Ik zag dit zwammetje denk ik voor het eerst in 2020. Daarvoor had ik het nog nooit in mijn leven gezien. Toen ik dit organisme aantrof in één van de verhoogde groentebedden, zat ik er een tijd vreemd naar te kijken. Ik vond geloof ik eerst een open bekertje, met daarin iets wat leek op zaden. Maar ik zag verder geen plantdelen. Een parasitaire plant? Een zwam? Maar een zwam heeft geen zaden; een zwam heeft sporen. Zouden het dan een soort sporenbundels zijn? Zou het bekertje een soort “nestje” met sporenbundels zijn? En zo gokte ik zomaar de naam: “nestzwammetje”.
Het is heel erg lonend om een soort te zien – helemaal in eigen tuin! – die je nog nooit eerder in je leven hebt waargenomen. In onze Drentse bostuin overkomt dit ons vaak, ook voor zwammen. Zo zag mijn vader de eerste sponszwam van zijn leven – een leven waarvan hij veel tijd in de natuur heeft doorgebracht – naast de parkeerplaats van ons vakantiehuis.

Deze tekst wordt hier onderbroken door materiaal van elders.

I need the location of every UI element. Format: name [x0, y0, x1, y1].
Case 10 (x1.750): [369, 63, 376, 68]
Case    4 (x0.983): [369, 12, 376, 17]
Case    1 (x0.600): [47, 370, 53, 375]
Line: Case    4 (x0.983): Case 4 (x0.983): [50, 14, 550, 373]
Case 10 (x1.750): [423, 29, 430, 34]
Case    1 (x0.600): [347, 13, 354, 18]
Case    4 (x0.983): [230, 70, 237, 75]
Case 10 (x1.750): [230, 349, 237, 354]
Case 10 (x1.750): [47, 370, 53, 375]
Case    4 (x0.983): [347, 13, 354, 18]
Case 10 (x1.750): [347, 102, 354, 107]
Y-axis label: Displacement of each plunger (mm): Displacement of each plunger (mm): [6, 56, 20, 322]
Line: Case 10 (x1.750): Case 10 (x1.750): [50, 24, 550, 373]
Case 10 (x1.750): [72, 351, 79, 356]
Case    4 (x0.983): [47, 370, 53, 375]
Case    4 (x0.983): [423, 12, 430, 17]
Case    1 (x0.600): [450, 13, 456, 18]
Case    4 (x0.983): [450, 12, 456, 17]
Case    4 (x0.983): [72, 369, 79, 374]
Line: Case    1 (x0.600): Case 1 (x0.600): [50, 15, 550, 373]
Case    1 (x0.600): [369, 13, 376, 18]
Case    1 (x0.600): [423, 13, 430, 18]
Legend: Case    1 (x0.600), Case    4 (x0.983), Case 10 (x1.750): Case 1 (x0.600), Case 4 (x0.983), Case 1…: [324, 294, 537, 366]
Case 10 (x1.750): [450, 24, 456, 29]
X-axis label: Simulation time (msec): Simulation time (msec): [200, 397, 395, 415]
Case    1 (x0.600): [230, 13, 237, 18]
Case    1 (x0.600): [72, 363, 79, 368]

De plek in de tuin waar ik de gestreepte nestzwammetjes (Cyathus striatus) voor het eerst gezien heb zijn de verhoogde vaste groentenbedden die ik een aantal jaar daarvoor had gemaakt. De bovenste laag bestond initieel uit een behoorlijke lading niet tot nauwelijks verteerd dood hout (afval van een plaatselijke hovenier). En laat dood hout (en ander dood plantenmateriaal) nu precies zijn waar veel schimmels van houden! De ondergrondse schimmeldraden helpen dan vervolgens weer met het vasthouden en reguleren van water en andere nutriënten, naast de belangrijke rol die ze spelen in het recyclen van de voedingsstoffen in die dode materie.
Dood doet leven.
Bovenstaande foto’s zijn in de zomer van 2020 genomen. Cyathus striatus is een zwammetje die sindsdien vaak juist in de zomer in onze tuin te zien is. Ik kan me niet herinneren dat ik in de herfst al wel eens de vruchtlichamen heb gezien, maar dit zou volgens het internet wel mogelijk moeten zijn.